Nestled between the Brooklyn and Manhattan bridges along the East River, Dumbo is well known for its loft conversions and bougie vibe. Now, a brand-new, 33-story glass condominium is bringing even more glitz to the long-gentrified neighborhood. Dubbed Olympia, the sail-shaped building comes with two pools, a private tennis court—and a striking outdoor kids area, complete with a shipwreck-theme playground.
Olympia won’t be complete for another year, but with 20,000 square feet of outdoor amenities located on a sprawling terrace, the building is already turning heads. The playground, in particular, includes a custom-designed area with slides, rope bridges, and water fountains. In a city where space is limited, a private outdoor playground remains a luxury, but now that the city’s real estate market has bounced back from the pandemic, buildings are competing for high-paying buyers, and playgrounds may be the latest wow factor.
Olympia was developed by Fortis Property Group, a company with properties across New York, Boston, and Dallas. It isn’t the only building with a private playground in the neighborhood. Not too far away in Downtown Brooklyn, 11 Hoyt boasts a 27,000-square-feet elevated private park, with a butterfly-theme garden and a jungle gym for kids. In Cobble Hill, 5 River Park has a planted playground with a mini bridge and a verdant lawn. And Brooklyn Point, a building that made the headlines last year for its infinity pool on the roof, has a “forest adventure” playground, with a jungle gym and a splash pad just for residents. (The phenomenon extends to other cities, too, like Chicago’s One Bennett Park, a 67-story skyscraper that comes with a two-acre green space, a playground, and two dog runs.)
Back at Olympia, the makeup of buyers had a lot to do with the decision to include a playground. “When you design a building, regardless of where the building is, and regardless of luxury range, as a developer you’re conscious of who’s your prospective purchaser,” says Jonathan Landau, CEO of Fortis Property Group. Here, he said purchasers were families and young couples with kids.
Olympia broke ground in 2018, well before the pandemic, but its cohort of outdoor amenities feels particularly timely given today’s focus on private outdoor spaces. The playground is nestled between a BBQ area and a tennis court, all of them located on the 10th floor. The shipwreck design was inspired by Dumbo’s history and location by the riverfront. “We wanted to feed into the imagination of what happens once a boat is capsized,” says Dessislava Boneva, a principal of DSLV Studio, the Brooklyn-based firm that designed the children’s amenity spaces.
The playground features a jungle gym in the form of a shipwreck, complete with pirate flags and water guns. Meanwhile, an indoor playroom extends the nautical theme in playful ways: “The lighthouse becomes a slide, the waves are seats for video gameplay and book reading, the clouds are lights,” she says.
For Boneva, an outdoor playground is like an incentive for kids to come together and play outside. “[Playgrounds] are microcommunities for the children in the building, yet large landscapes for their imaginations,” she says.
“Microcommunity” is an interesting word choice, because that’s exactly what a condo like Olympia is trying to provide: a place where you can swim, workout, and go to the spa all in one place; where you can play tennis while your kids are in the playground next door.
That communal aspect is even more emphasized by the fact that the playground is for residents only. Developers are often encouraged to add public amenities—like a park or art sculptures—to get tax breaks. But to be accessed by the public, they have to be on the ground floor. At Olympia, the ground floor is taken up by a porte cochere for cars to pull right up to the entrance, plus parking, so the building didn’t allow for a public playground. Not that Fortis was going for one anyway. “Typically, when building high-end luxury condos, you don’t want to open your amenity space,” says Landau, citing issues around safety and maintenance.

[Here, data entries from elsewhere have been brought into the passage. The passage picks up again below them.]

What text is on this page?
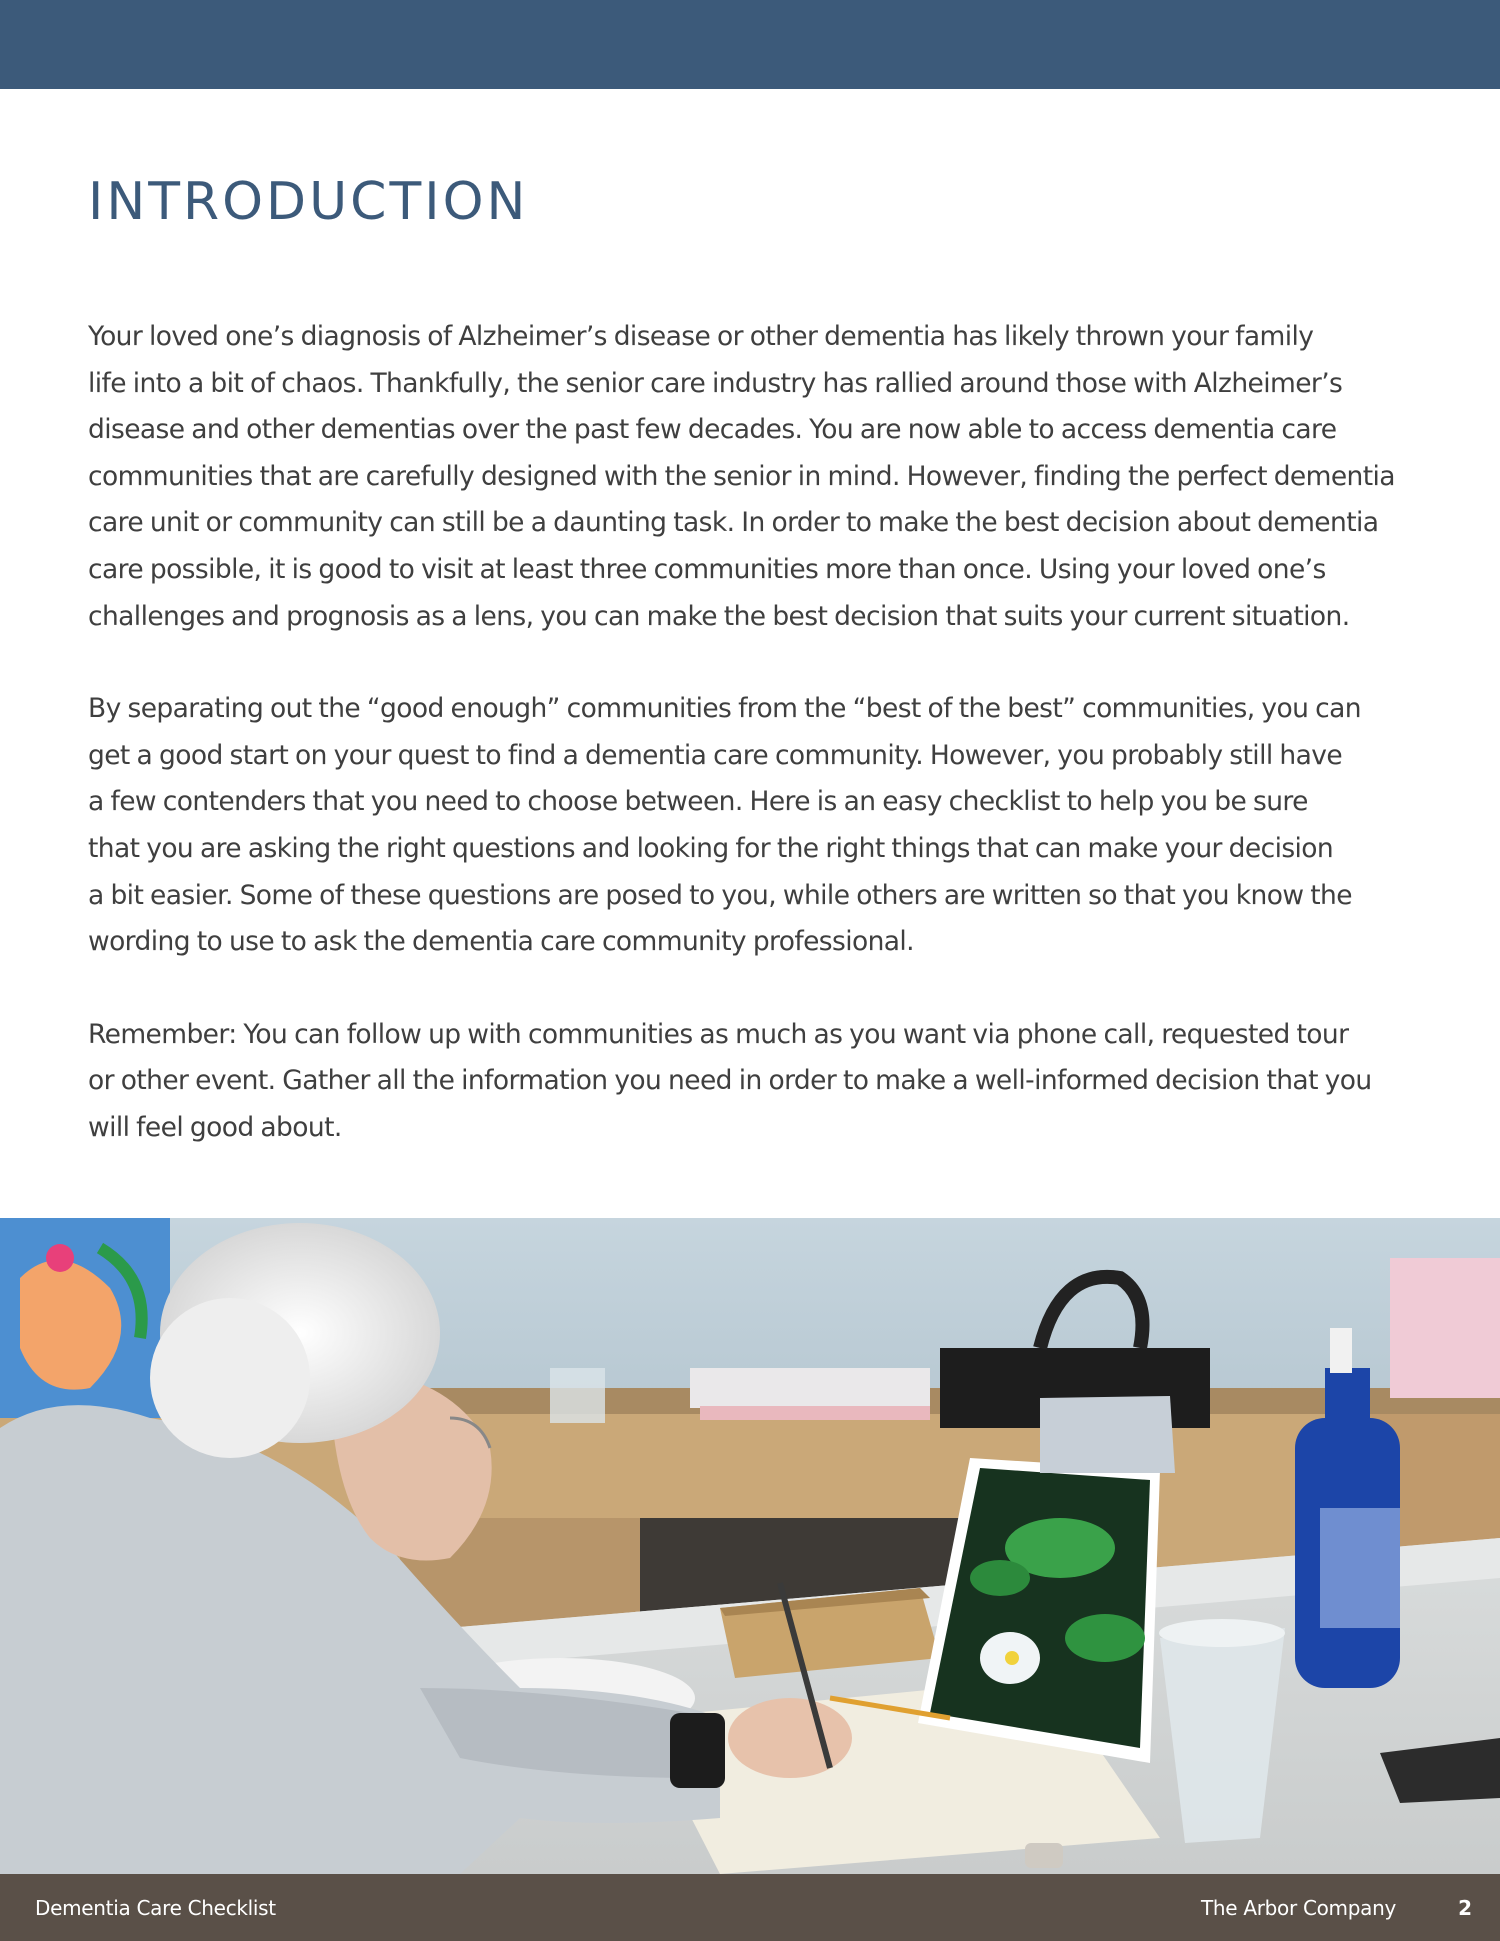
INTRODUCTION

Your loved one’s diagnosis of Alzheimer’s disease or other dementia has likely thrown your family
life into a bit of chaos. Thankfully, the senior care industry has rallied around those with Alzheimer’s
disease and other dementias over the past few decades. You are now able to access dementia care
communities that are carefully designed with the senior in mind. However, finding the perfect dementia
care unit or community can still be a daunting task. In order to make the best decision about dementia
care possible, it is good to visit at least three communities more than once. Using your loved one’s
challenges and prognosis as a lens, you can make the best decision that suits your current situation.

By separating out the “good enough” communities from the “best of the best” communities, you can
get a good start on your quest to find a dementia care community. However, you probably still have
a few contenders that you need to choose between. Here is an easy checklist to help you be sure
that you are asking the right questions and looking for the right things that can make your decision
a bit easier. Some of these questions are posed to you, while others are written so that you know the
wording to use to ask the dementia care community professional.

Remember: You can follow up with communities as much as you want via phone call, requested tour
or other event. Gather all the information you need in order to make a well-informed decision that you
will feel good about.

Dementia Care Checklist	The Arbor Company	2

According to John Walkup, who founded the New York City-based real estate analytics firm UrbanDigs, there’s also a financial concern. “Building something for the public that’s going to have to live on the ground floor is really expensive because that’s thousands of vertical feet you can’t use anymore,” he says.
For Walkup, much of it comes down to window dressing. If a building has a rich set of amenities with a cool factor, it can help buyers envision themselves in the space. This is why we stage apartments, and that’s why real estate agents 20 years ago would bake chocolate chip cookies at an open house. “It’s completely psychological,” says Walkup. And when it comes to selling an apartment to parents with kids, a private playground certainly completes the picture (even though, realistically, the kids probably won’t spend much time there).
In a city like New York, where many schools don’t even have their own playgrounds, millennial parents are looking for amenities for their kids. Michael J. Franco has been a real estate broker at Compass for 14 years. He says that indoor playrooms have been so sought after for decades, they’re now considered a basic amenity like a gym and a bike storage room. Outdoor playgrounds could be a natural next step: “It’s about being outdoors,” says Franco. “It’s a unique amenity, and developers are always trying to find something new to attract buyers.”